The Mystery of Low Wages
Job growth has been robust for years and it was promised that tax cuts would enable corporations to pay higher wages.
According to what economists call the “Phillips curve”, low unemployment should accelerate pay growth, but it just hasn’t happened and no one can explain why. It is almost as if the law of supply and demand has been suspended.
Some economists attribute the problem to the fact that union membership is at an all-time low.
Some economists point to the fact that corporations used their tax cut to buy back their own shares, which
helps stockholders (1/3 of which are foreigners) and executive level employees who own stock or stock options, rather than pay higher wages to ordinary employees.
Some economists blame technology and automation.
But, as said by the chairman of the Fed in an understatement, “…it’s a bit of a puzzle.”
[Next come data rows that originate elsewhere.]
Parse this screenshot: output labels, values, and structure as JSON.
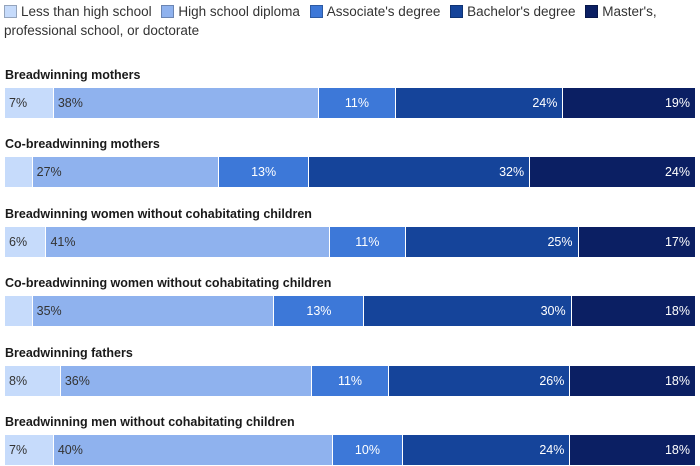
{
  "legend": [
    {
      "label": "Less than high school",
      "color": "#c6dbfb"
    },
    {
      "label": "High school diploma",
      "color": "#8fb2ee"
    },
    {
      "label": "Associate's degree",
      "color": "#3d78d8"
    },
    {
      "label": "Bachelor's degree",
      "color": "#15449a"
    },
    {
      "label": "Master's, professional school, or doctorate",
      "color": "#0b1f63"
    }
  ],
  "chart_data": {
    "type": "bar",
    "orientation": "horizontal-stacked-100",
    "categories": [
      "Breadwinning mothers",
      "Co-breadwinning mothers",
      "Breadwinning women without cohabitating children",
      "Co-breadwinning women without cohabitating children",
      "Breadwinning fathers",
      "Breadwinning men without cohabitating children"
    ],
    "series": [
      {
        "name": "Less than high school",
        "values": [
          7,
          4,
          6,
          4,
          8,
          7
        ],
        "labels": [
          "7%",
          "",
          "6%",
          "",
          "8%",
          "7%"
        ]
      },
      {
        "name": "High school diploma",
        "values": [
          38,
          27,
          41,
          35,
          36,
          40
        ],
        "labels": [
          "38%",
          "27%",
          "41%",
          "35%",
          "36%",
          "40%"
        ]
      },
      {
        "name": "Associate's degree",
        "values": [
          11,
          13,
          11,
          13,
          11,
          10
        ],
        "labels": [
          "11%",
          "13%",
          "11%",
          "13%",
          "11%",
          "10%"
        ]
      },
      {
        "name": "Bachelor's degree",
        "values": [
          24,
          32,
          25,
          30,
          26,
          24
        ],
        "labels": [
          "24%",
          "32%",
          "25%",
          "30%",
          "26%",
          "24%"
        ]
      },
      {
        "name": "Master's, professional school, or doctorate",
        "values": [
          19,
          24,
          17,
          18,
          18,
          18
        ],
        "labels": [
          "19%",
          "24%",
          "17%",
          "18%",
          "18%",
          "18%"
        ]
      }
    ],
    "legend_position": "top",
    "grid": false
  }
}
Maybe there is another reason that is at least somewhat to blame.
Attorneys general in 10 states are investigating whether clauses in fast food franchise agreements are preventing workers from switching jobs and thereby locking them into low-paying positions. These agreements, called “no-poach clauses”, prohibit franchisees from hiring employees away from a fellow franchisee of the same brand.
Fast-food restaurants employ 4.5 million people and have generated more jobs than nearly any other sector since the 2008 recession. These agreements also exist in other industries.
Obviously, these no-poach agreements help business owners by maintaining low wages and reducing employee turnover, but they do so by harming the lowest paid and most vulnerable employees in our economy.